Physical therapy protocols
After the procedure, Dr. Romeo and his team will inform you of how the surgery went and review your postoperative plan, including your physical therapy instructions and your next appointment.
A regional nerve block is administered using 20–40 mL of local anesthetic to “freeze” the area being operated on. The nerve block is long-lasting and works for approximately 12–18 hours after surgery. The anesthesiologist uses ultrasound guidance for the safe and effective placement of the medication for the nerve block.
As the nerve block gradually wears off, oral pain medications (pills or tablets) may be used to manage any discomfort. Dr.

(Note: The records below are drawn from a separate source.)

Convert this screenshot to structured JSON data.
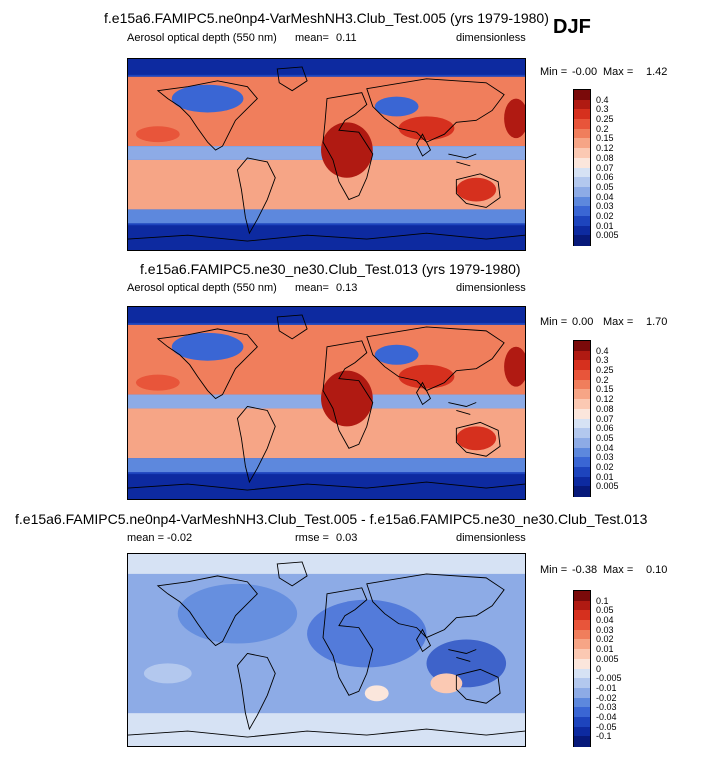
{
  "season": "DJF",
  "panels": [
    {
      "title": "f.e15a6.FAMIPC5.ne0np4-VarMeshNH3.Club_Test.005 (yrs 1979-1980)",
      "left_label": "Aerosol optical depth (550 nm)",
      "stat_label": "mean=",
      "stat_value": "0.11",
      "units": "dimensionless",
      "min_label": "Min =",
      "min_value": "-0.00",
      "max_label": "Max =",
      "max_value": "1.42",
      "colorbar": {
        "labels": [
          "0.4",
          "0.3",
          "0.25",
          "0.2",
          "0.15",
          "0.12",
          "0.08",
          "0.07",
          "0.06",
          "0.05",
          "0.04",
          "0.03",
          "0.02",
          "0.01",
          "0.005"
        ],
        "colors": [
          "#7a0a0a",
          "#b01a12",
          "#d6301e",
          "#e8553a",
          "#f07e5c",
          "#f6a586",
          "#fbc9b3",
          "#fbe6dc",
          "#d6e2f4",
          "#b3c8ee",
          "#8dabe6",
          "#5d88dd",
          "#3a66d4",
          "#1d44bd",
          "#0d2aa0",
          "#07197a"
        ]
      },
      "map_theme": "aod"
    },
    {
      "title": "f.e15a6.FAMIPC5.ne30_ne30.Club_Test.013 (yrs 1979-1980)",
      "left_label": "Aerosol optical depth (550 nm)",
      "stat_label": "mean=",
      "stat_value": "0.13",
      "units": "dimensionless",
      "min_label": "Min =",
      "min_value": "0.00",
      "max_label": "Max =",
      "max_value": "1.70",
      "colorbar": {
        "labels": [
          "0.4",
          "0.3",
          "0.25",
          "0.2",
          "0.15",
          "0.12",
          "0.08",
          "0.07",
          "0.06",
          "0.05",
          "0.04",
          "0.03",
          "0.02",
          "0.01",
          "0.005"
        ],
        "colors": [
          "#7a0a0a",
          "#b01a12",
          "#d6301e",
          "#e8553a",
          "#f07e5c",
          "#f6a586",
          "#fbc9b3",
          "#fbe6dc",
          "#d6e2f4",
          "#b3c8ee",
          "#8dabe6",
          "#5d88dd",
          "#3a66d4",
          "#1d44bd",
          "#0d2aa0",
          "#07197a"
        ]
      },
      "map_theme": "aod"
    },
    {
      "title": "f.e15a6.FAMIPC5.ne0np4-VarMeshNH3.Club_Test.005 - f.e15a6.FAMIPC5.ne30_ne30.Club_Test.013",
      "left_label": "mean = -0.02",
      "stat_label": "rmse =",
      "stat_value": "0.03",
      "units": "dimensionless",
      "min_label": "Min =",
      "min_value": "-0.38",
      "max_label": "Max =",
      "max_value": "0.10",
      "colorbar": {
        "labels": [
          "0.1",
          "0.05",
          "0.04",
          "0.03",
          "0.02",
          "0.01",
          "0.005",
          "0",
          "-0.005",
          "-0.01",
          "-0.02",
          "-0.03",
          "-0.04",
          "-0.05",
          "-0.1"
        ],
        "colors": [
          "#7a0a0a",
          "#b01a12",
          "#d6301e",
          "#e8553a",
          "#f07e5c",
          "#f6a586",
          "#fbc9b3",
          "#fbe6dc",
          "#d6e2f4",
          "#b3c8ee",
          "#8dabe6",
          "#5d88dd",
          "#3a66d4",
          "#1d44bd",
          "#0d2aa0",
          "#07197a"
        ]
      },
      "map_theme": "diff"
    }
  ]
}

Romeo uses a variety of pain-control methods (multimodal analgesia), such as Tylenol Extra Strength (acetaminophen) and nonsteroidal anti-inflammatory drugs such as Naprosyn (naproxen) or Mobic (meloxicam). Cold therapy or ice at the surgical site also helps reduce swelling, pain, and the need for medications. Dr. Romeo recommends using ice or cold therapy three to four times a day for 20 minutes.

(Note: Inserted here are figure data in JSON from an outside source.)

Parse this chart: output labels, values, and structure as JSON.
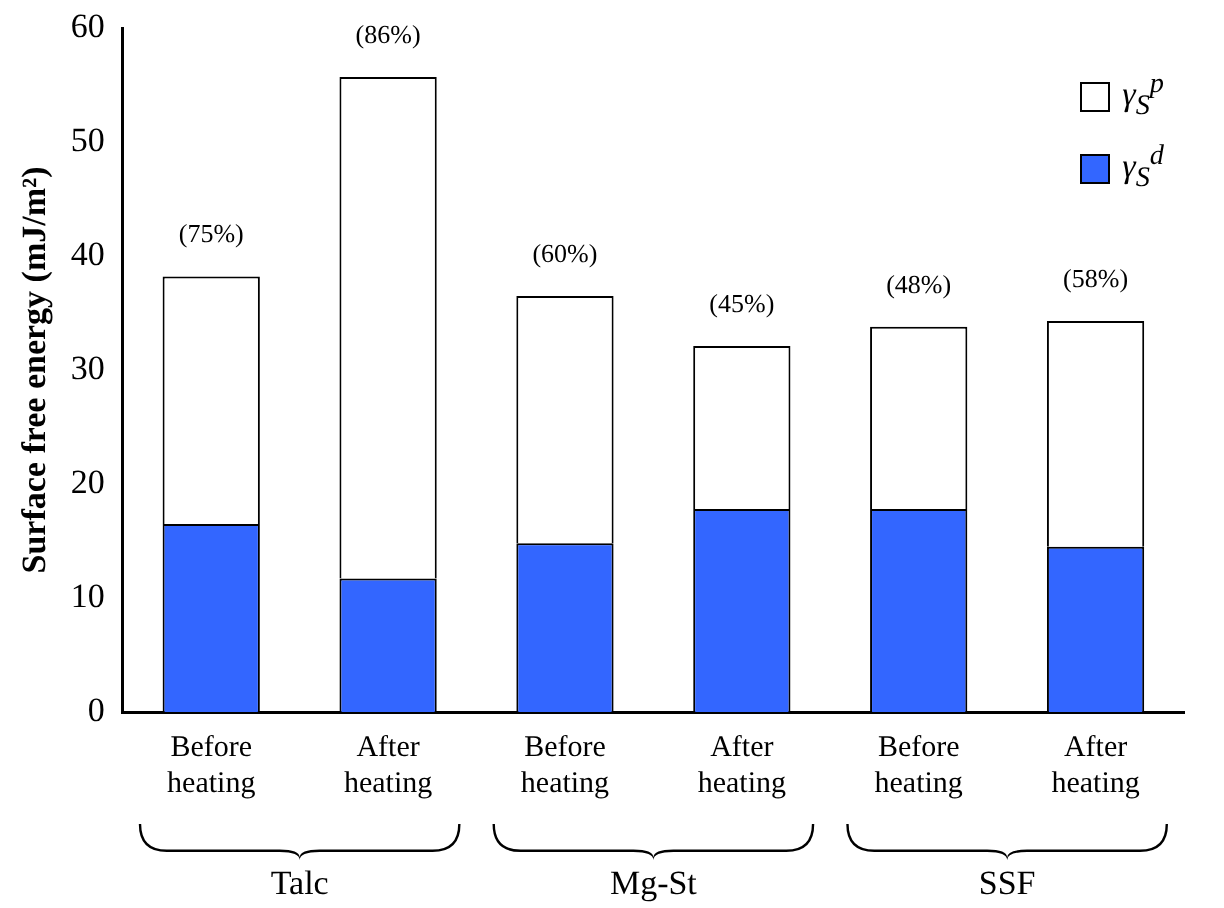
{
  "chart_data": {
    "type": "bar",
    "stacked": true,
    "ylabel": "Surface free energy (mJ/m²)",
    "categories": [
      "Before heating",
      "After heating",
      "Before heating",
      "After heating",
      "Before heating",
      "After heating"
    ],
    "series": [
      {
        "name": "γ$_{S}$$^{d}$",
        "color": "#3366ff",
        "values": [
          16.5,
          11.7,
          14.8,
          17.8,
          17.8,
          14.5
        ]
      },
      {
        "name": "γ$_{S}$$^{p}$",
        "color": "#ffffff",
        "values": [
          21.7,
          44.0,
          21.7,
          14.3,
          16.0,
          19.8
        ]
      }
    ],
    "ylim": [
      0,
      60
    ],
    "yticks": [
      0,
      10,
      20,
      30,
      40,
      50,
      60
    ],
    "grid": false,
    "legend": "top right",
    "annotations": [
      "(75%)",
      "(86%)",
      "(60%)",
      "(45%)",
      "(48%)",
      "(58%)",
      "Talc",
      "Mg-St",
      "SSF"
    ]
  }
}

Dr. Romeo provides each patient with specific instructions to manage any post-op pain, including enhanced recovery after surgery (ERAS) protocols. Dr. Romeo has managed thousands of surgeries and has detailed pain management plans for all of his patients. He is also committed to managing their pain responsibly to minimize the risk of opioid addiction.
Following surgery, you will wear a shoulder brace to protect your surgical repair. Pendulum exercises and unrestricted range of motion to the elbow, wrist, and fingers are allowed within the first three to seven days as the pain begins to subside.

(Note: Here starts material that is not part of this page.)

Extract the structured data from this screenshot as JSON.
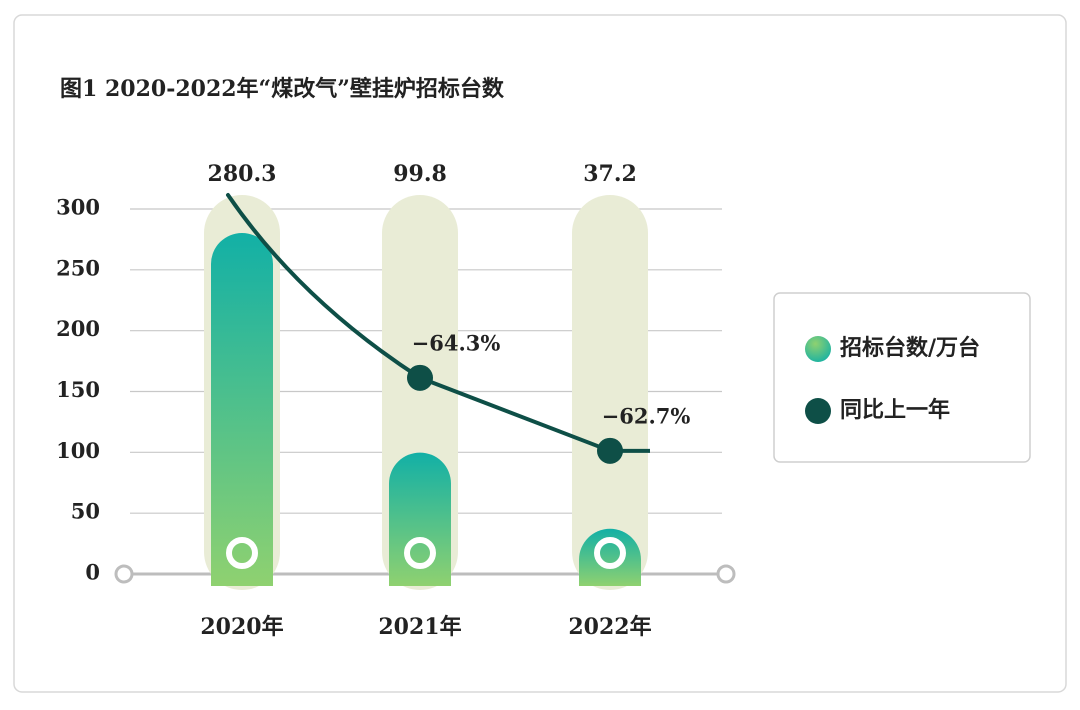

One month after surgery, you can begin shoulder range of motion with up to 90° of elevation and external rotation as tolerated. Depending on the results of the x-rays, you can begin full active motion at six weeks. Strengthening movements begin three months after surgery, and you can expect to return to unrestricted activities within six months of the surgery.
The results of this surgery are typically excellent: Most people will have a much more stable joint and few complications. Studies show that when proper care and technique are used to place the bone graft, the injured shoulder joint incorporates the bone graft into the patient’s own bone. This creates a much more stable and functional shoulder.
Recent studies in biomechanics have shown that using a cadaveric bone graft can heal the shoulder joint almost back to its pre-injury state.
I’m an athlete. Will I get my full range of motion back after surgery?
Like with most instability surgeries, it is common to lose a few degrees of motion with the distal tibia allograft. But for most sports, this procedure is well-tolerated and does not affect the shoulder function of recreational and high-level athletes. One exception is that this slight loss of motion may limit the throwing arm of a baseball player.
Why don’t more doctors recommend this surgery when my unstable shoulder also has significant bone loss?
While many doctors have some experience in arthroscopic repairs of the shoulder, fewer surgeons have experience with bone grafting and therefore they tend to not recommend the operation.